Le Parlement est préoccupé par la normalisation croissante du fascisme, du racisme et de la xénophobie et appelle les États membres à interdire les groupes néofascistes et néonazis.

Dans une résolution adoptée par 355 voix pour, 90 contre et 39 abstentions, les eurodéputés dénoncent le manque d’action sérieuse visant ces groupes, ce qui a permis l’actuelle recrudescence de la xénophobie en Europe. Le texte mentionne notamment les attentats terroristes que planifiait l’Action française contre un certain nombre de personnalités politiques françaises et de mosquées lors des présidentielles de 2017, l’attentat qui a fait 77 victimes en Norvège en 2011, le meurtre de la députée britannique Jo Cox en 2016 ou encore la récente attaque par des groupuscules fascistes en Italie contre l’eurodéputée Eleonora Forenza.

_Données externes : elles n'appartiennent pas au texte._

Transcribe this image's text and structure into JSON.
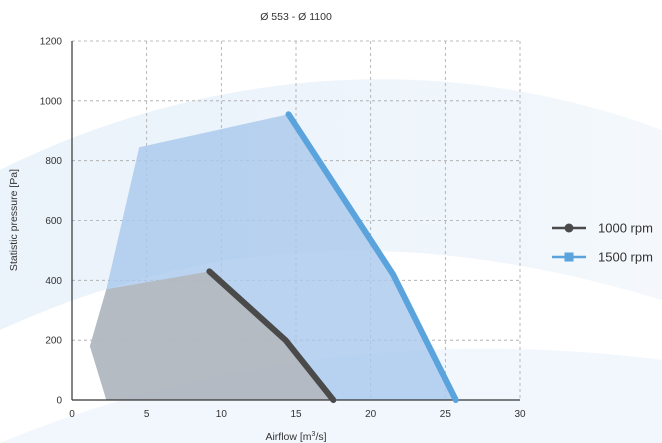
{
  "chart_data": {
    "type": "line",
    "title": "Ø 553 - Ø 1100",
    "xlabel": "Airflow",
    "xlabel_unit_prefix": "[m",
    "xlabel_unit_sup": "3",
    "xlabel_unit_suffix": "/s]",
    "ylabel": "Statistic pressure [Pa]",
    "xlim": [
      0,
      30
    ],
    "ylim": [
      0,
      1200
    ],
    "x_ticks": [
      0,
      5,
      10,
      15,
      20,
      25,
      30
    ],
    "y_ticks": [
      0,
      200,
      400,
      600,
      800,
      1000,
      1200
    ],
    "grid": true,
    "legend_position": "right",
    "series": [
      {
        "name": "1000 rpm",
        "color": "#4a4a4a",
        "marker": "circle",
        "x": [
          9.2,
          14.3,
          17.5
        ],
        "y": [
          430,
          200,
          0
        ]
      },
      {
        "name": "1500 rpm",
        "color": "#5ba3dc",
        "marker": "square",
        "x": [
          14.5,
          21.5,
          25.7
        ],
        "y": [
          955,
          420,
          0
        ]
      }
    ],
    "regions": [
      {
        "name": "1500 rpm operating area",
        "color": "#a9c8ec",
        "x": [
          4.5,
          14.5,
          21.5,
          25.7,
          2.3,
          1.2,
          2.3
        ],
        "y": [
          845,
          955,
          420,
          0,
          0,
          180,
          370
        ]
      },
      {
        "name": "1000 rpm operating area",
        "color": "#b4b6bb",
        "x": [
          2.3,
          9.2,
          14.3,
          17.5,
          2.3,
          1.2
        ],
        "y": [
          370,
          430,
          200,
          0,
          0,
          180
        ]
      }
    ]
  }
}
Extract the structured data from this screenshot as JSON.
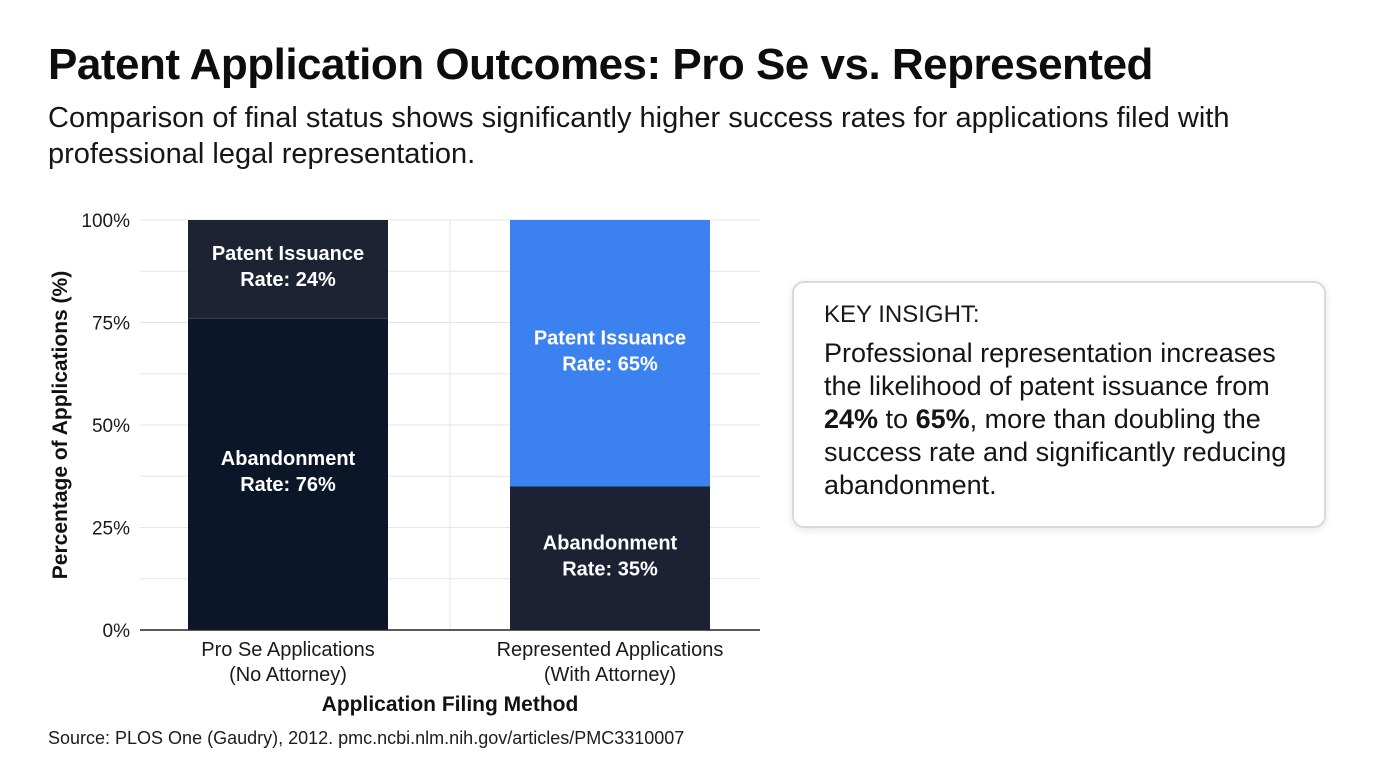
{
  "title": "Patent Application Outcomes: Pro Se vs. Represented",
  "subtitle": "Comparison of final status shows significantly higher success rates for applications filed with professional legal representation.",
  "source": "Source: PLOS One (Gaudry), 2012. pmc.ncbi.nlm.nih.gov/articles/PMC3310007",
  "callout": {
    "heading": "KEY INSIGHT:",
    "text_before": "Professional representation increases the likelihood of patent issuance from ",
    "value_from": "24%",
    "text_middle": " to ",
    "value_to": "65%",
    "text_after": ", more than doubling the success rate and significantly reducing abandonment."
  },
  "colors": {
    "pro_se_issuance": "#1e2334",
    "pro_se_abandonment": "#0c1629",
    "represented_issuance": "#3b82f0",
    "represented_abandonment": "#1c2233",
    "grid": "#e6e6e6",
    "axis": "#222222"
  },
  "chart_data": {
    "type": "bar",
    "stacked": true,
    "xlabel": "Application Filing Method",
    "ylabel": "Percentage of Applications (%)",
    "ylim": [
      0,
      100
    ],
    "y_ticks": [
      "0%",
      "25%",
      "50%",
      "75%",
      "100%"
    ],
    "y_tick_values": [
      0,
      25,
      50,
      75,
      100
    ],
    "grid": true,
    "categories": [
      [
        "Pro Se Applications",
        "(No Attorney)"
      ],
      [
        "Represented Applications",
        "(With Attorney)"
      ]
    ],
    "series": [
      {
        "key": "abandonment",
        "values": [
          76,
          35
        ],
        "labels": [
          [
            "Abandonment",
            "Rate: 76%"
          ],
          [
            "Abandonment",
            "Rate: 35%"
          ]
        ],
        "colors": [
          "#0c1629",
          "#1c2233"
        ]
      },
      {
        "key": "issuance",
        "values": [
          24,
          65
        ],
        "labels": [
          [
            "Patent Issuance",
            "Rate: 24%"
          ],
          [
            "Patent Issuance",
            "Rate: 65%"
          ]
        ],
        "colors": [
          "#1e2334",
          "#3b82f0"
        ]
      }
    ]
  }
}
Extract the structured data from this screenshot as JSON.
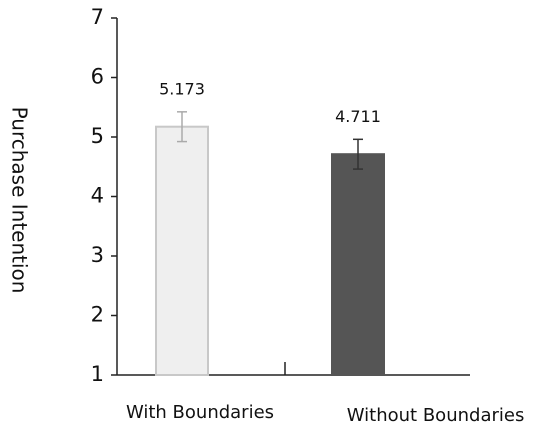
{
  "chart_data": {
    "type": "bar",
    "y_label": "Purchase Intention",
    "categories": [
      "With Boundaries",
      "Without Boundaries"
    ],
    "values": [
      5.173,
      4.711
    ],
    "errors": [
      0.25,
      0.25
    ],
    "colors": [
      "#efefef",
      "#555555"
    ],
    "edge_colors": [
      "#c8c8c8",
      "#555555"
    ],
    "ylim": [
      1,
      7
    ],
    "yticks": [
      1,
      2,
      3,
      4,
      5,
      6,
      7
    ]
  }
}
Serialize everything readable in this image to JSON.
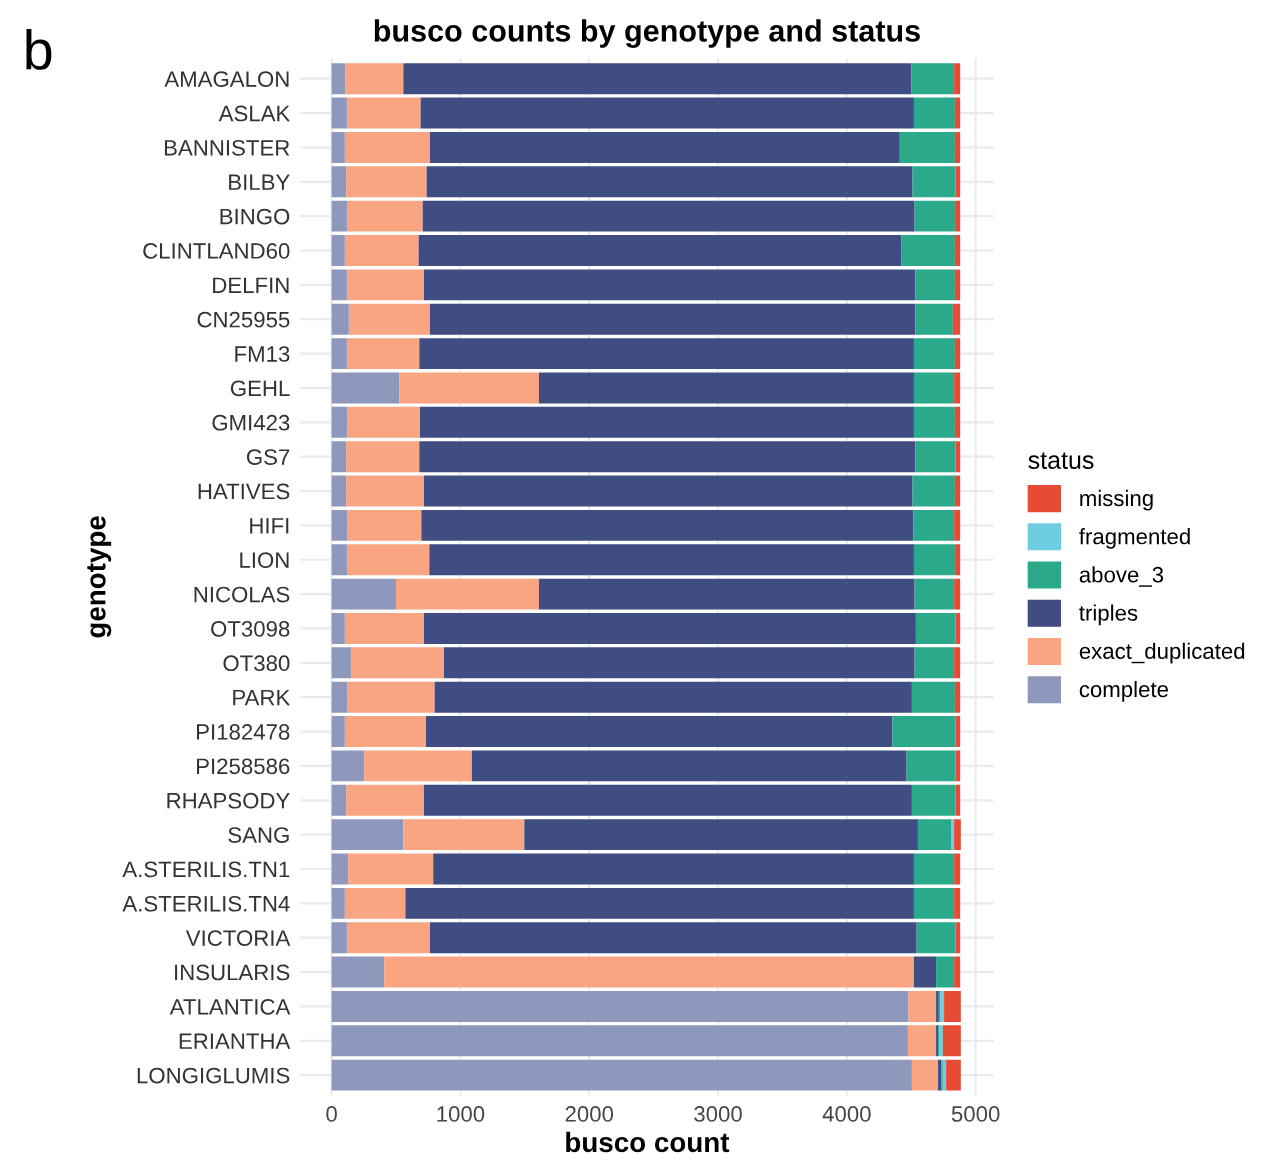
{
  "chart_data": {
    "type": "bar",
    "orientation": "horizontal",
    "stacked": true,
    "title": "busco counts by genotype and status",
    "xlabel": "busco count",
    "ylabel": "genotype",
    "legend_title": "status",
    "annotations": [
      "b"
    ],
    "categories": [
      "AMAGALON",
      "ASLAK",
      "BANNISTER",
      "BILBY",
      "BINGO",
      "CLINTLAND60",
      "DELFIN",
      "CN25955",
      "FM13",
      "GEHL",
      "GMI423",
      "GS7",
      "HATIVES",
      "HIFI",
      "LION",
      "NICOLAS",
      "OT3098",
      "OT380",
      "PARK",
      "PI182478",
      "PI258586",
      "RHAPSODY",
      "SANG",
      "A.STERILIS.TN1",
      "A.STERILIS.TN4",
      "VICTORIA",
      "INSULARIS",
      "ATLANTICA",
      "ERIANTHA",
      "LONGIGLUMIS"
    ],
    "series": [
      {
        "name": "complete",
        "color": "#8e98bd",
        "values": [
          108,
          119,
          103,
          114,
          119,
          103,
          119,
          134,
          119,
          526,
          124,
          114,
          114,
          124,
          119,
          500,
          103,
          150,
          124,
          103,
          253,
          114,
          557,
          129,
          103,
          119,
          408,
          4479,
          4474,
          4505
        ]
      },
      {
        "name": "exact_duplicated",
        "color": "#f9a582",
        "values": [
          449,
          572,
          661,
          624,
          588,
          573,
          598,
          630,
          562,
          1084,
          562,
          567,
          603,
          573,
          640,
          1110,
          614,
          722,
          676,
          630,
          836,
          603,
          939,
          660,
          470,
          645,
          4113,
          214,
          219,
          203
        ]
      },
      {
        "name": "triples",
        "color": "#3f4d82",
        "values": [
          3943,
          3830,
          3647,
          3772,
          3819,
          3746,
          3814,
          3767,
          3840,
          2911,
          3835,
          3850,
          3793,
          3819,
          3762,
          2916,
          3819,
          3654,
          3705,
          3621,
          3375,
          3788,
          3056,
          3732,
          3948,
          3778,
          172,
          21,
          15,
          26
        ]
      },
      {
        "name": "above_3",
        "color": "#2aa98b",
        "values": [
          333,
          318,
          428,
          334,
          313,
          417,
          308,
          292,
          318,
          312,
          318,
          313,
          329,
          317,
          318,
          307,
          308,
          307,
          334,
          490,
          380,
          339,
          261,
          312,
          312,
          302,
          140,
          10,
          11,
          11
        ]
      },
      {
        "name": "fragmented",
        "color": "#6ecde0",
        "values": [
          null,
          null,
          null,
          null,
          null,
          null,
          null,
          null,
          null,
          null,
          null,
          null,
          null,
          null,
          null,
          null,
          null,
          null,
          null,
          null,
          null,
          null,
          20,
          null,
          null,
          null,
          null,
          31,
          26,
          26
        ]
      },
      {
        "name": "missing",
        "color": "#e64b35",
        "values": [
          47,
          41,
          41,
          36,
          41,
          41,
          41,
          57,
          41,
          47,
          41,
          36,
          41,
          47,
          41,
          47,
          36,
          47,
          41,
          36,
          36,
          36,
          52,
          47,
          47,
          36,
          47,
          130,
          140,
          114
        ]
      }
    ],
    "xlim": [
      -245,
      5141
    ],
    "xticks": [
      0,
      1000,
      2000,
      3000,
      4000,
      5000
    ],
    "grid": true,
    "legend": "right"
  }
}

Il mentionne également plusieurs autres incidents impliquant des fascistes en Pologne, Grèce, Italie, Allemagne, France, Espagne, Lettonie et Scandinavie.


Interdire toutes les organisations glorifiant le fascisme


Selon les députés, l’impunité dont jouissent les associations d’extrême-droite dans certains États membres est l’une des raisons qui expliquent la montée des actions violentes ayant des conséquences sur la société tout entière et ciblant des minorités spécifiques telles que les Européens noirs et les personnes d’origine africaine, les Juifs, les musulmans, les Roms, les ressortissants de pays tiers, les personnes LGBTI et les personnes en situation de handicap.


Les eurodéputés proposent de mettre en place des unités de police spécialisées dans la lutte contre les infractions motivées par la haine afin de s’assurer que ces crimes fassent l’objet d’enquêtes et de poursuites. Ils exhortent aussi les autorités nationales à ‘‘interdire les groupes néofascistes et néonazis ou tout autre fondation ou association exaltant ou glorifiant le nazisme et le fascisme”.


Mettre un terme à la collusion avec les néofascistes


Troublés par des rapports sur la collusion entre dirigeants politiques, partis politiques, services répressifs et néofascistes/néonazis dans certains États membres, le Parlement appelle ces derniers à ‘‘condamner clairement et à sanctionner’’ les crimes et discours haineux et la désignation de boucs émissaires par des politiciens et des agents publics, car ils normalisent et renforcent directement la haine et la violence dans la société.


Des mesures sont aussi nécessaires pour lutter contre la propagation du racisme, du fascisme et de la xénophobie via internet, en coopération avec les entreprises de médias sociaux.


Mettre fin au racisme dans le sport et soutenir les membres de groupes fascistes qui souhaitent les quitter


La résolution demande aux États membres et aux fédérations sportives nationales, notamment aux clubs de football, de lutter contre la montée du racisme, du fascisme et de la xénophobie dans les stades et dans la culture sportive en condamnant et en punissant les responsables et en promouvant des activités éducatives positives ciblant les jeunes supporters, en coopération avec les écoles et les associations de la société civile.


Les pays de l’UE devraient mettre en place des ‘‘programmes de sortie’’ pour aider les individus à quitter les groupes néofascistes et néonazis violents. Les eurodéputés soulignent l’importance de l’éducation, de la sensibilisation de la jeunesse à l’histoire, et appellent au rejet clair des crimes fascistes du passé. Ils soulignent que la vérité sur l’Holocauste ne doit pas être banalisée.